Clearly, school life is very different for New Hyde Park students, but many are becoming accustomed to it.

“What’s most different for me is being online because there are so many issues with technology. But, I’d rather be in school because I feel like I don’t get stuff done at home," said junior Briana Dunn.

As tedious as they may seem, all of these precautions are efforts by the administration to contact trace and provide students the closest experience they can to a typical year.

Source by Anna Detke

Sophomores Gabriella Bonetti, Anant Bhartiya, and Luke Jacob wear masks, a necessity for everyday life within the building.

As COVID-19 cases declined, businesses started to open up, fatality rates reduced, and numerous schools have welcomed students in hopes of resuming to a normal year. However, cases are still prevalent in schools in our region.

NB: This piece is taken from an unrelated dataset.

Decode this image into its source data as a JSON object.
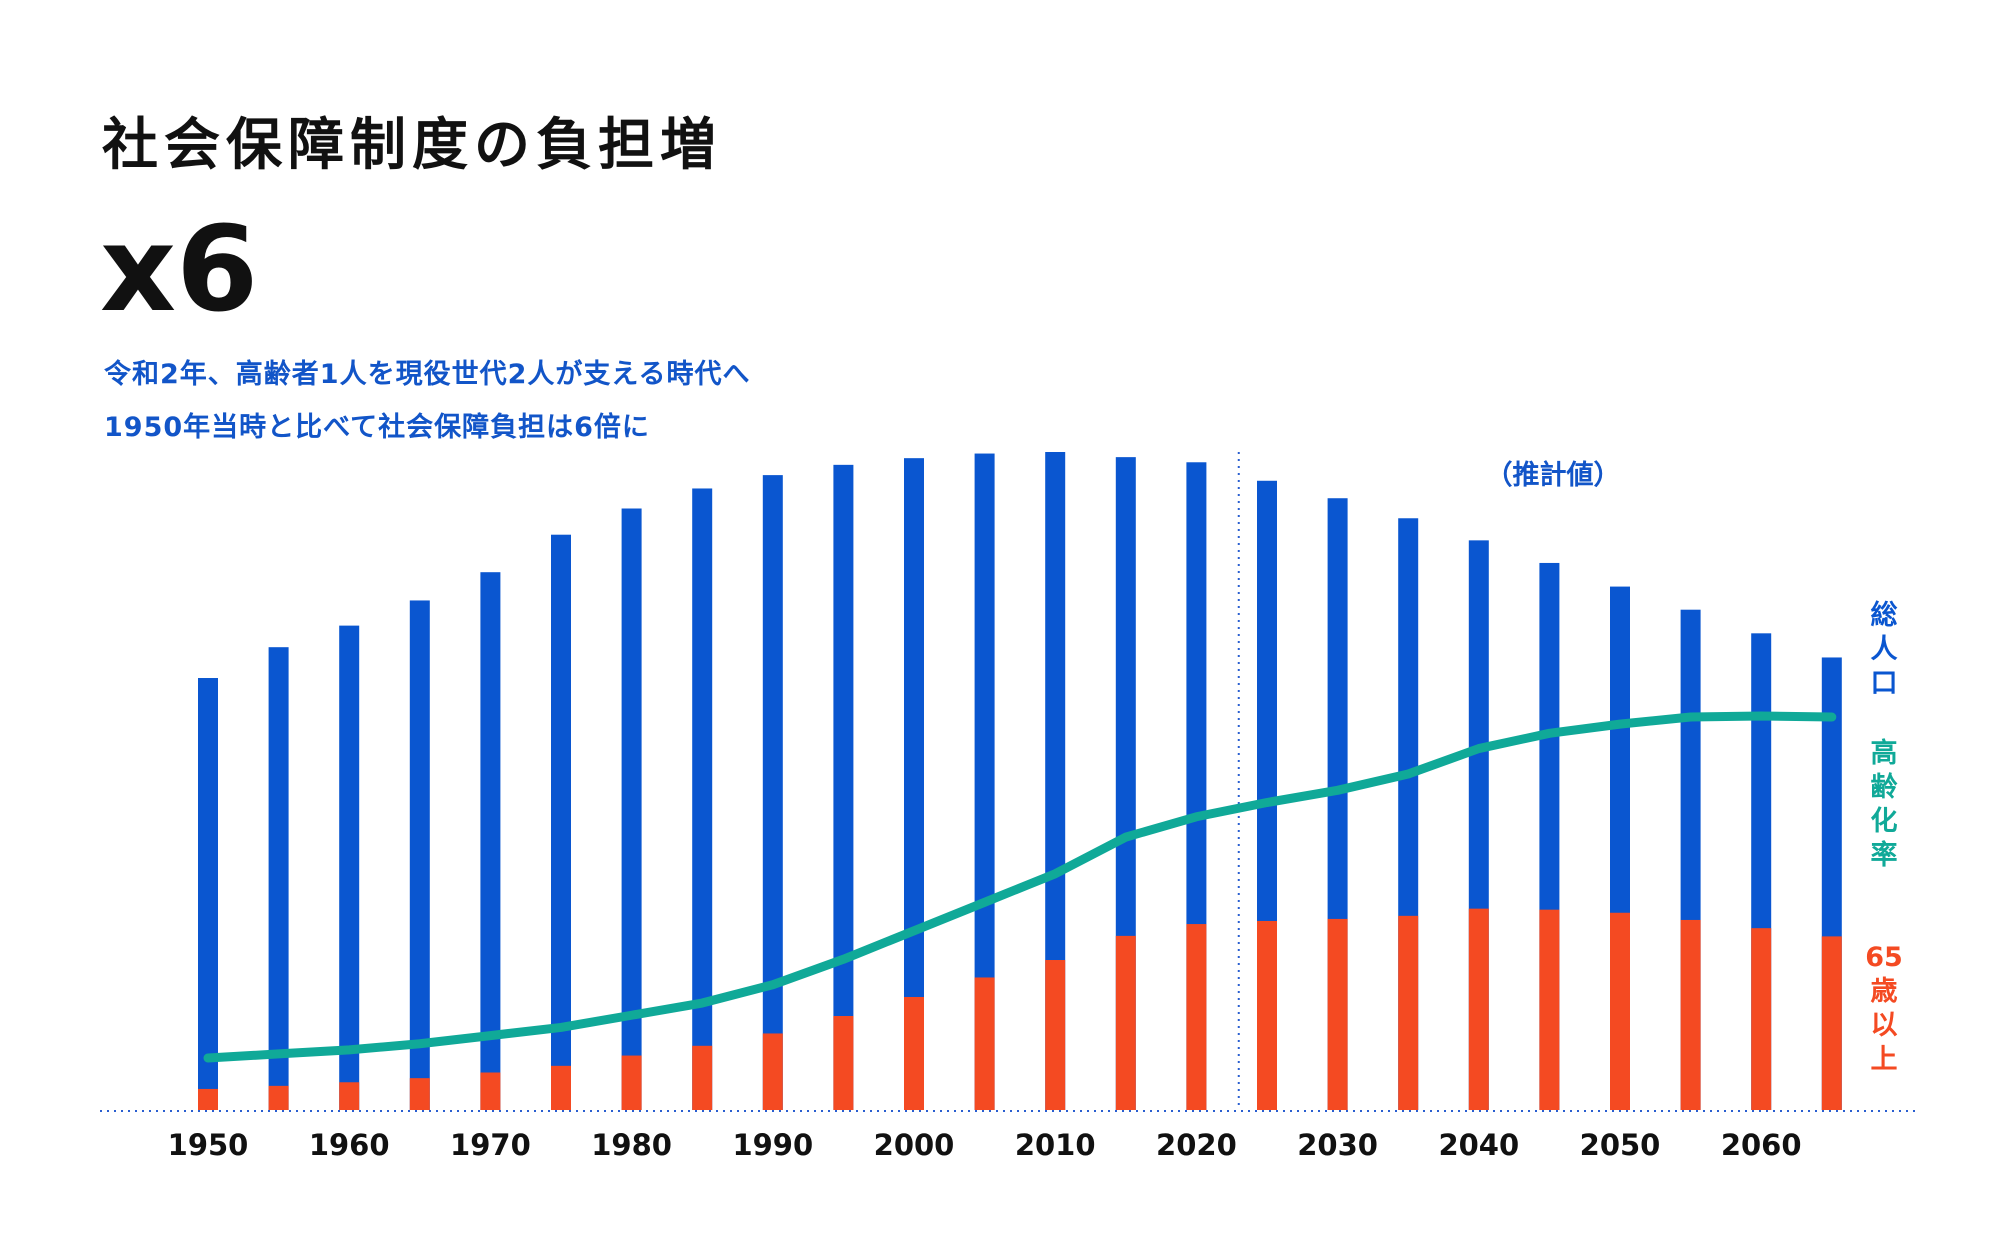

The administration has emphasized the need for those who do not feel well to stay home. Students are reminded to practice correct hand and respiratory hygiene with posters in the bathrooms and the halls. If a student or staff member is reported positive with COVID-19, the school is required to close down for a minimum of 48 hours.

The administration has also allowed clubs and extracurricular activities to be modified online to promote school spirit, and even remote students can participate in them. Community activities such as homecoming have also been moved to the springtime, and teachers are focused on the well-being of New Hyde Park students more than ever by reminding them to take time away from their screens and enjoy being outside.

All of these modifications are efforts by the administration in hopes of making students feel safe in their learning environment, so it is paramount for students to maintain a positive outlook. Although students may find it tedious to have to sign in every time to use the bathroom, be separated from friends because they are at the other end of the alphabet, or be dismissed last, at least students know that they are maintaining a safe environment for their families and everyone else in the NHP community.